The monastery museum contains holy relics and treasures, an icon screen
of great age, carved wooden crosses, venerable manuscripts, Gospels, and
the like. The silhouettes of the monks with their long hair, full beards
and erect figures testify that another way of life - the ascetic way, so
different from our own - reigns here.
Agia Lavra
The monastery of Agia Lavra 5 km. from Kalavrita, is built at a point
which commands a view of the whole Vouraikos river valley. Constructe in
961 at an altitude of 961 metres, it once also had 961 monks. It was
here, from the present building dating from 1689, that the call for
"freedom of death" first rang out in 1821, commanding Greeks
to defend their heritage and throw off the Turkish opppressors. The
revolutionaly banner was raised in the garden under the historic plane
tree. The monastery church has a fine carved icon screen, frescoes
damaged by fire and the icon of Agia Lavra. Apart from the revolutionary
banner, the relics include a very old Gospel, a gift of Catherine the
Great; gold crosses; reliquaries and a valuable collection of early
Christian and ancient objects. On a hill opposite, a monument to the
heroes of the Revolution of 1821 looks down over the monastery.
Ski Centre
The Helmos Ski Centre lies 14 km. from Kalavrita on the main peak of
Helmos. It has two lifts to an equal number of lodges and slopes. Lift A
goes up to 1800 metres, while Lift B serves the higher peak (2440 m.).
From the higher lodge one can see the Gulf of Corinth, gleaming like a
huge lake; from the ridge of the mountain, Neraidorachi, almost the
whole Peloponnese lies at your feet. It is from Neraidorachi that one
makes the descent to the waters of the river Styx. According to myth,
the Styx marked the entrance to Hades. Its parents were Night and
Erebus. Today the loclas call it "Mavroneri" (Black Water),
because of its colour in the depths of the ravine where it flows. The
ancient Greeks believed it to be the fountain of immortality of the
gods.
The cave of the lakes - Kastria
A half-hour's drive from
Kalavrita,
near the village of Kastria, will bring you to the cave of the lakes.
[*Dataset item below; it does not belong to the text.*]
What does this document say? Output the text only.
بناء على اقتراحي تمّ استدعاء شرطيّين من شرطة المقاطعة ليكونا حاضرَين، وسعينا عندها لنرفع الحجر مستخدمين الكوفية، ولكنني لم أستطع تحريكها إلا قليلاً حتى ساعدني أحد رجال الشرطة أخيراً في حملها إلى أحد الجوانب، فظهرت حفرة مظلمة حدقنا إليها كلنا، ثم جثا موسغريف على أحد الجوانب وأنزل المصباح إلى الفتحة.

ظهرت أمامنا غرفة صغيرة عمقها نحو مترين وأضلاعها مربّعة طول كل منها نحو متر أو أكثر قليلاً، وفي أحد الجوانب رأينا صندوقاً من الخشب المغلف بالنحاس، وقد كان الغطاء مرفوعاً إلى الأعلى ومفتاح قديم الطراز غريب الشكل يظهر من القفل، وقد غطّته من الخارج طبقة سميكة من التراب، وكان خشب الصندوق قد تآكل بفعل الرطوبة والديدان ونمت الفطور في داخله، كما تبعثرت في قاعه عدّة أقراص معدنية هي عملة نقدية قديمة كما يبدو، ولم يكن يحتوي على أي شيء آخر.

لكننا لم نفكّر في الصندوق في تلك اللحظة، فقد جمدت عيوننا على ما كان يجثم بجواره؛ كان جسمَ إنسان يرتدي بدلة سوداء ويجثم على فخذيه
A
narrow passage takes you into a first small cave that broadens into an
enormous cavern 2 km. long with 15 miniature lakes formed by natural
dams. The stalagmites and stalactites with their extraordinary shapes,
the iridescent colours, the immense boulders, the small waterfalls and
the tiny lakes with their natural dams stimulate and delight the
imagination. And now let's take a trip to the cool green villages where
one can see antiquities (Klitoria, Likouria) or vestiges of Frankish and
Byzantine rule. Each village has a precious gift to offer, something
truly beautiful. You'll find so many springs on the way. Here and there
wayside shrines. Sometimes a flock of sheep will block your passage on
the road and you'll hear the cautionary growl of the sheepdog, but the
friendly nod of the shepherd will accompany you to the nearest hamlet.
Near by the village Pagrati, there is the famous "vine branch"
of Pausanias, with very big branches, dating back to thousands of years.
After that you'll spy villages climbing up a ravine (Aroania, 930 m.),
others smothered in fir trees (Kertezi, 1050 m.). The houses are all
made of stone, with roofs of tile. If you look hard, you'll even find
traditional houses with towers. All the villages have their main square,
fountain with gushing water, little cafe or taverna. Kertezi is renowned
for its bean soup and glorious wine. And each place has a story to tell,
whether about its Byzantine church and miraculous icon, its local castle
or distant myth. Whoever you meet will greet you like a dear old friend.
And it won't take long before you really are friends. It will be hard to
drag yourself away. The country folk are a warm presence in Achaia.
Their tables are laden with bread, olives, cheese, wine and kindness.